O que mais amar em Piracicaba

*Artigo e fotos/imagens  retirados do livro “Piracicaba, a doçura da Terra”, de Cecílio Elias Netto.

Nas últimas palestras a jovens e adultos amantes de Piracicaba, fui tomado de emoção ao perceber o interesse que nossas coisas e nossa gente, nossa história e nosso passado despertam nas novas gerações. Amargurava-me, antes, o que me parecia grande erro que corríamos, os mais velhos, em não estarmos mais próximos da juventude. Mesmo que a procurando de quando em quando, sentia essa mocidade ameaçada de se tornar prisioneira de internet, computadores, contatos virtuais.

Confirmou-se-me, porém, o que me era simples intuição ou suspeita: a juventude tem fome e sede de saber de suas origens, da história anterior à que ela está vivendo. Vejo isso em meus netos, quando me perguntam de seus bisavós, dos ancestrais. E ouvia dos moços, naquelas palestras, o mesmo interesse quase angustiado por encontrar pelo menos pistas de suas raízes.

Piracicaba apaixona todas as gerações. E eu via-me diante de uma mocidade apaixonada por sua terra, por sua cidade, por sua história. Mas perplexa diante dos dias conturbados e atordoantes que temos vivido, graças ao pragmatismo de lideranças temerosas da memória e do passado.

Um dos rapazes, pouco mais do que um adolescente, surpreendeu-me com uma pergunta que, confesso, me tomou de surpresa, algo em que nunca pensara. Perguntou-me ele: “o que você mais ama em Piracicaba?”. Por alguns segundos, longos segundos, fiquei em silêncio. Pois eu não tinha respostas. Foi-me como se me perguntasse o que mais amei em minha mãe, em minha mulher ou em meus filhos. E, então, senti a alegria de toda uma realidade: não se amam pedaços, ama-se o todo.

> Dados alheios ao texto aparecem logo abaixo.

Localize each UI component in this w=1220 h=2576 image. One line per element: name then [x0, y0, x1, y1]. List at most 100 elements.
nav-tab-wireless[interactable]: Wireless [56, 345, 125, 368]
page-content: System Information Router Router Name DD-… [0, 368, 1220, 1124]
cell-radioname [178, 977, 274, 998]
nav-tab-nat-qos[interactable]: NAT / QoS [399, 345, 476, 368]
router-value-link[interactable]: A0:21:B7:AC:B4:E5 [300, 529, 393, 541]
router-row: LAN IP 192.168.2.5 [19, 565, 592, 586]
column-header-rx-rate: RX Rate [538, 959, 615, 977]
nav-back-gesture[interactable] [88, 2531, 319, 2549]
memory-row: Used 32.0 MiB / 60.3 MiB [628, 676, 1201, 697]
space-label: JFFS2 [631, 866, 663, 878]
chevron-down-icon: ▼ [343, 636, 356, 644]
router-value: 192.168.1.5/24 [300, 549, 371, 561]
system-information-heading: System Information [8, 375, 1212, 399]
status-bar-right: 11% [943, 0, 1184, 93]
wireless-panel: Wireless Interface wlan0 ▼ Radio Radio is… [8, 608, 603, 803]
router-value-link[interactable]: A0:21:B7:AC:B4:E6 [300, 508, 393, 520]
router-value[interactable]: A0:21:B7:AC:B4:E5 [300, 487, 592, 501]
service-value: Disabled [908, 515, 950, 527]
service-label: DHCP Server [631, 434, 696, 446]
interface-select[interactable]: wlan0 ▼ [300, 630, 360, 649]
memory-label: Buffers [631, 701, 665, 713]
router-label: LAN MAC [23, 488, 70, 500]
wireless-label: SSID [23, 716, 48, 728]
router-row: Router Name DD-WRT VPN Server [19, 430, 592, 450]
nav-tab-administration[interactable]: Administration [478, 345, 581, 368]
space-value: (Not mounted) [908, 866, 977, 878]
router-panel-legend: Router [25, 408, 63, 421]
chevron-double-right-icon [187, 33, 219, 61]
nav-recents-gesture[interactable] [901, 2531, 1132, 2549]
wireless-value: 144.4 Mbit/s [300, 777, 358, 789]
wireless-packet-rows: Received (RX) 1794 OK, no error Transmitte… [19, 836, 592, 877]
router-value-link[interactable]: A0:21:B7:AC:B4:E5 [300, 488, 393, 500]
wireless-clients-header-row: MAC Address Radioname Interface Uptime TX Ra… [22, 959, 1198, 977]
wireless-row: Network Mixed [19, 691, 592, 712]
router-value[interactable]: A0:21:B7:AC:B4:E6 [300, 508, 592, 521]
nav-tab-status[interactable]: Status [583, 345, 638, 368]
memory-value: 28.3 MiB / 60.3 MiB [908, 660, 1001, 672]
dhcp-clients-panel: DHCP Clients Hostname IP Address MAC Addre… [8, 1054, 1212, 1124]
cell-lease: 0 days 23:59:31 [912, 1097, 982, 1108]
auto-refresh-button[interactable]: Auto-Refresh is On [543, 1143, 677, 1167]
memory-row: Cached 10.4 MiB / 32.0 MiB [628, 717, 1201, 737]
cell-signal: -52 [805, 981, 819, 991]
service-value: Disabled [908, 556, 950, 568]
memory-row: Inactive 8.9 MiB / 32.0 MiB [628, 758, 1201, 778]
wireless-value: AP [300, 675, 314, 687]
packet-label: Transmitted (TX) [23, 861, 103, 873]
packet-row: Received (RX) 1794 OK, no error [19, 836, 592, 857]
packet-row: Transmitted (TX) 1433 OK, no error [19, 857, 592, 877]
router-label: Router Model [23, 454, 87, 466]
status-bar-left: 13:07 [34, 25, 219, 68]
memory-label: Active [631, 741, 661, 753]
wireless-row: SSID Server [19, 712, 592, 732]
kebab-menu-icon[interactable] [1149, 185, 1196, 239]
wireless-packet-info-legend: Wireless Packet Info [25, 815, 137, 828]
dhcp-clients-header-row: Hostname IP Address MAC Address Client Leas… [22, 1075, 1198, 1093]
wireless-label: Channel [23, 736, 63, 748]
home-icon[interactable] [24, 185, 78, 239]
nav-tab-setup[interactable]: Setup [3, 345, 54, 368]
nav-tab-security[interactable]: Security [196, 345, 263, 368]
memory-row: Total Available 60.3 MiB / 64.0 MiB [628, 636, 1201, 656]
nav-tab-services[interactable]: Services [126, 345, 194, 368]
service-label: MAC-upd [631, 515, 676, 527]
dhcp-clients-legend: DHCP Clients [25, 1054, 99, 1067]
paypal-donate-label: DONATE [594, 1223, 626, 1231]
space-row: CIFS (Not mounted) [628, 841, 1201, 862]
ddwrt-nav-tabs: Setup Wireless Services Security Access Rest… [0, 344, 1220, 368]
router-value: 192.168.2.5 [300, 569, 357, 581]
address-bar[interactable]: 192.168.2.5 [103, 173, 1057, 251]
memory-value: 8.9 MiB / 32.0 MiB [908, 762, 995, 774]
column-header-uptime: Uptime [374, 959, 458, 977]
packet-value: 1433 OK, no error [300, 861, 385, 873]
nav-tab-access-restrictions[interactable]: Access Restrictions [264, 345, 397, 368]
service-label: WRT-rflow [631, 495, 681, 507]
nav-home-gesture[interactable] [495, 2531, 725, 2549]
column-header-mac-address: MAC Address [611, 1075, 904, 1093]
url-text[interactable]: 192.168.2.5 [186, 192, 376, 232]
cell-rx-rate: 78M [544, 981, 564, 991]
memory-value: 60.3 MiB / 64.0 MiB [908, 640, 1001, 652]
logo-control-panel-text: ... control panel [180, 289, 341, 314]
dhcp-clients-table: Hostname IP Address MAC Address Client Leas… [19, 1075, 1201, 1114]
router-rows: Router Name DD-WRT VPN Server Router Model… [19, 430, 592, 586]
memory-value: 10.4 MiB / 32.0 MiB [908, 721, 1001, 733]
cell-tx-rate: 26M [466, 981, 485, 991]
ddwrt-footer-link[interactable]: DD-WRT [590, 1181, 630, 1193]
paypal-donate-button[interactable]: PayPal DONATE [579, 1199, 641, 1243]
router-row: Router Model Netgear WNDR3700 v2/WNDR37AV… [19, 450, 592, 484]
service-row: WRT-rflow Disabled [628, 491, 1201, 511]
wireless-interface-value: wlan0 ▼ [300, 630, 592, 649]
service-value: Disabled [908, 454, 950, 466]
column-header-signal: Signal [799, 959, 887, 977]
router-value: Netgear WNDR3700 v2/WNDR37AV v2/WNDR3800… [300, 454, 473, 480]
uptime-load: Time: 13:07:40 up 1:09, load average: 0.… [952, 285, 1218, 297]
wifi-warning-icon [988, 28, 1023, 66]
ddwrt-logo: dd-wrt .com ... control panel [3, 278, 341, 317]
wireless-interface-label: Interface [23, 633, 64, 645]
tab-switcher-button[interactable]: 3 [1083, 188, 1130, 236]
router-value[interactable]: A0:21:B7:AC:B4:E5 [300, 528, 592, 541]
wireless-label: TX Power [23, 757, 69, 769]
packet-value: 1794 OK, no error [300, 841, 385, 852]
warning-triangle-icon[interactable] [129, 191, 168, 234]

Um dia, disse-me, alguém, que, na opinião dele, o que mais amo é o rio. Não, não é, como tenho certeza de não ser o rio o grande amor dos poetas que o cantaram, dos artistas que o pintaram em telas inesquecíveis, de fotógrafos que o retrataram. O rio faz parte, é o umbigo, o cordão umbilical, a fonte inspiradora, o visível que parece eterno ainda que suas águas passem e se vão a cada instante. As margens, o salto, as pedras, as aves, as árvores, os arbustos, o doce cantar das águas, tudo isso encanta e emociona, mas não é o que mais amo. É, na verdade, a chama que mantém a paixão por todo o conjunto.

Confesso não estar conseguindo amar essa Piracicaba turbulenta, enlouquecida, descontrolada, desordenada, vítima, também, de uma era enlouquecida. Somos – como universalmente acontece – uma cidade aturdida diante de uma transição histórica que oscila entre o maravilhoso e o assustador. Não posso amar a violência, a degradação ambiental, a poluição sonora e visual; nem posso amar a equivocada opção de privilegiar veículos, dando-lhes mais espaços do que a pessoas. Não posso amar o descalabro na saúde, na educação, na organização social, no desprezo às populações mais carentes. Não posso amar a sujeira que se acumula em ruas, buracos que enfeiam passeios, asfaltamento feito como que a propósito para se deteriorarem rapidamente. Isso tudo é um mal e não há como amar o mal, por mais sedutor e enganador seja.

Piracicaba, insistirei até o último suspiro, é um nicho especial, de cultura e de saber, de arte e de sensibilidade e, portanto, esta cidade é, antes de mais nada, um estado de espírito. Não é apenas uma cidade, mas um relicário de história, de pioneirismos e de referenciais. Nosso sotaque, nossa cordialidade, a nossa maneira de ser, a familiaridade entre as pessoas, o espírito de aldeia, o magnetismo poético que existe como que solto no ar, Piracicaba é tudo isso. E uma história admirável que honra São Paulo, um dos berços do Brasil republicano. Ama-se Piracicaba pelas realizações e exemplos de nossos ancestrais, pelas lições que nos deixaram, pelas obras que construíram, pela cidade que eles sonharam e que conseguiram fazer. Não consegui falar essas coisas ao jovem, na palestra. E nem consigo escrevê-las aqui. Dizer o que mais amo em Piracicaba precisaria de uma nova vida para escrever livros e mais livros, como uma Sheherazade contando histórias de mil e uma noites. Dá, sim, para afirmar: não existe cidade mais doce do que a nossa Piracicaba.